Tubemogul have announced they’re partnering with Nielsen to bring TV-style gross rating point (GRP) ratings to media bought via their real-time bidding (RTB) platform. The move will enable Tubemogul to offer marketers the chance to compare their online RTB video buys with their TV campaigns using the metric TV buyers trust and are most familiar with.
In a statement Mark Wagman, Product Manager at Accuen Media (Omnicom Group’s trading desk), said: “GRPs change the calculus by letting us allocate budgets purely based on where viewers are and make apples-to-apples comparisons with television. And unlike television, where ratings can vary day-to-day, advertisers can know exactly what they are getting for a given budget given the optimization available online.”
GRP for Digital Dummies
If you’re from a digital background, you may not have encountered the GRP metric or understand how it is calculated. Gross rating points may appear to be a relatively primitive ratings system at first sight, but the GRP is widely respected – and, more importantly, understood – by TV buyers.

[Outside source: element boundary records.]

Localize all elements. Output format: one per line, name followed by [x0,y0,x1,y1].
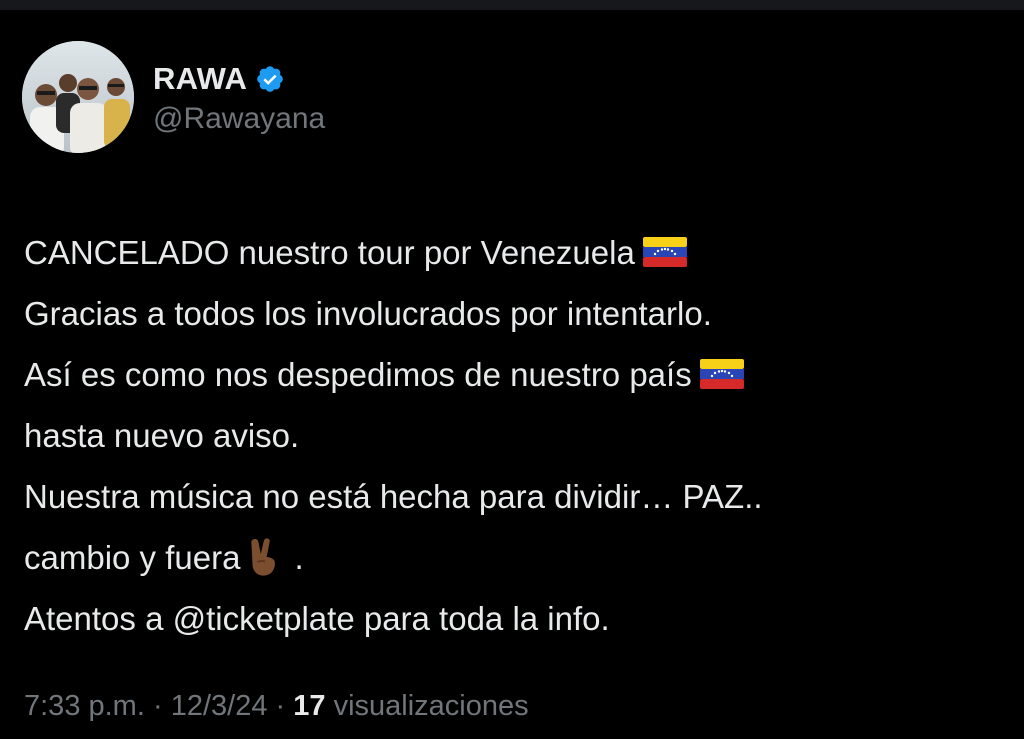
venezuela-flag-icon [699,347,744,408]
author-names: RAWA @Rawayana [153,58,325,136]
victory-hand-icon [246,535,282,596]
tweet-line: CANCELADO nuestro tour por Venezuela [24,222,1009,283]
views-count: 17 [293,690,326,722]
views-label: visualizaciones [333,690,529,722]
tweet-time[interactable]: 7:33 p.m. [24,690,145,722]
display-name-row: RAWA [153,58,325,100]
user-handle[interactable]: @Rawayana [153,102,325,136]
avatar[interactable] [22,41,134,153]
tweet-card[interactable]: RAWA @Rawayana CANCELADO nuestro tour po… [0,10,1024,739]
tweet-line-text: cambio y fuera [24,539,241,576]
tweet-text: CANCELADO nuestro tour por Venezuela Gra… [24,222,1009,649]
tweet-line-trailing-text: . [294,539,304,576]
tweet-line: cambio y fuera . [24,527,1009,588]
tweet-line: Así es como nos despedimos de nuestro pa… [24,344,1009,405]
tweet-line-text: CANCELADO nuestro tour por Venezuela [24,234,635,271]
tweet-line-text: Atentos a @ticketplate para toda la info… [24,600,610,637]
display-name[interactable]: RAWA [153,61,247,97]
tweet-line: Nuestra música no está hecha para dividi… [24,466,1009,527]
tweet-line: Gracias a todos los involucrados por int… [24,283,1009,344]
separator-dot: · [275,690,286,722]
profile-photo-avatar [22,41,134,153]
verified-badge-icon[interactable] [255,64,285,94]
tweet-line: hasta nuevo aviso. [24,405,1009,466]
tweet-metadata: 7:33 p.m. · 12/3/24 · 17 visualizaciones [24,690,529,723]
tweet-line-text: Nuestra música no está hecha para dividi… [24,478,763,515]
tweet-line-text: hasta nuevo aviso. [24,417,300,454]
top-edge-strip [0,0,1024,10]
tweet-line-text: Así es como nos despedimos de nuestro pa… [24,356,692,393]
tweet-header: RAWA @Rawayana [22,40,325,154]
venezuela-flag-icon [642,225,687,286]
tweet-line-text: Gracias a todos los involucrados por int… [24,295,712,332]
separator-dot: · [152,690,163,722]
tweet-date[interactable]: 12/3/24 [171,690,268,722]
tweet-line: Atentos a @ticketplate para toda la info… [24,588,1009,649]
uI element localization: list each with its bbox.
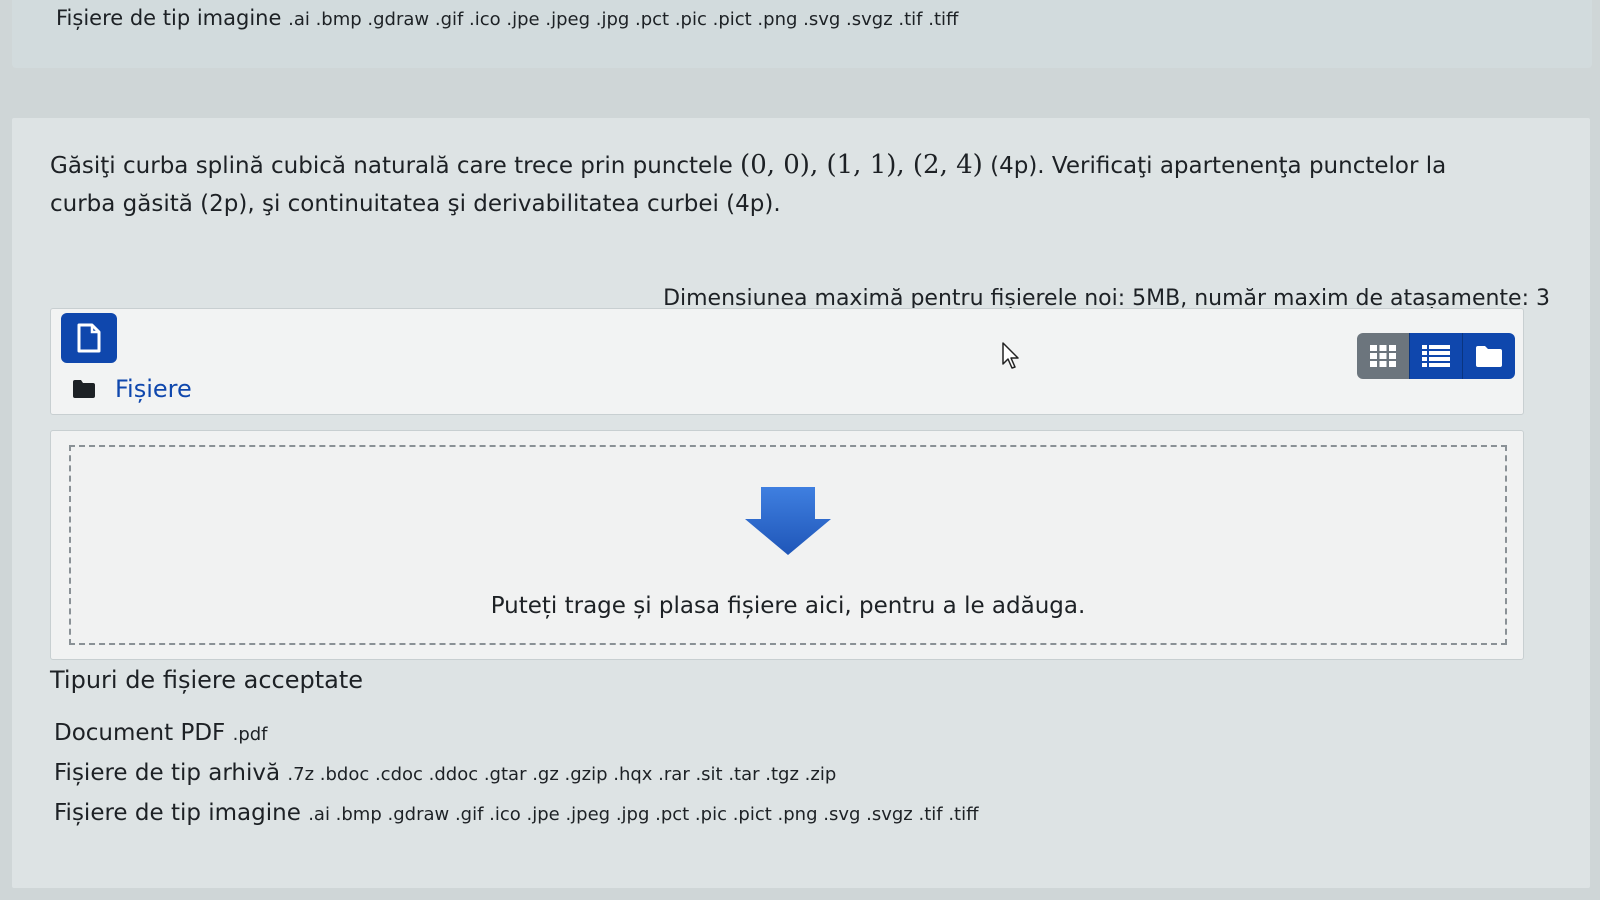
accepted-type-label: Fișiere de tip arhivă [54,760,281,786]
accepted-type-label: Document PDF [54,720,226,746]
accepted-type-item: Fișiere de tip imagine .ai .bmp .gdraw .… [54,794,979,834]
file-manager-toolbar: Fișiere [50,308,1524,415]
question-points: (0, 0), (1, 1), (2, 4) [740,150,983,180]
accepted-types-list: Document PDF .pdf Fișiere de tip arhivă … [54,714,979,834]
accepted-types-title: Tipuri de fișiere acceptate [50,666,364,694]
accepted-type-extensions: .ai .bmp .gdraw .gif .ico .jpe .jpeg .jp… [308,804,979,825]
question-text: Găsiţi curba splină cubică naturală care… [50,146,1490,223]
folder-view-icon [1476,346,1502,367]
previous-question-panel: Fișiere de tip imagine .ai .bmp .gdraw .… [12,0,1592,68]
accepted-type-item: Document PDF .pdf [54,714,979,754]
file-icon [77,323,101,353]
folder-view-button[interactable] [1462,333,1515,379]
drop-arrow-icon [745,487,831,555]
list-view-icon [1422,345,1450,367]
accepted-type-extensions: .ai .bmp .gdraw .gif .ico .jpe .jpeg .jp… [288,9,959,30]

So how did the GRP become so significant? The main reason is that gross rating points aren’t quite so much regarded as a meaningful metric for measuring the performance of a campaign, but it is more commonly used as a conceptual currency for buying TV advertising.
It is calculated as follows:
% of the target market reached x exposure frequency = GRP
So, a TV show which advertises to 40% of the target market and gives them 3 exposures, will have 120 GRP. Again, a GRP doesn’t measure true impact in terms of engagement or sales, but it’s value lies in the fact that it acts as a common standard that everyone understands.
Introducing the metric online will make it easier for TV buyers to understand what they’re buying and will in all likelihood make it easier for them to justify moving budget over from traditional TV.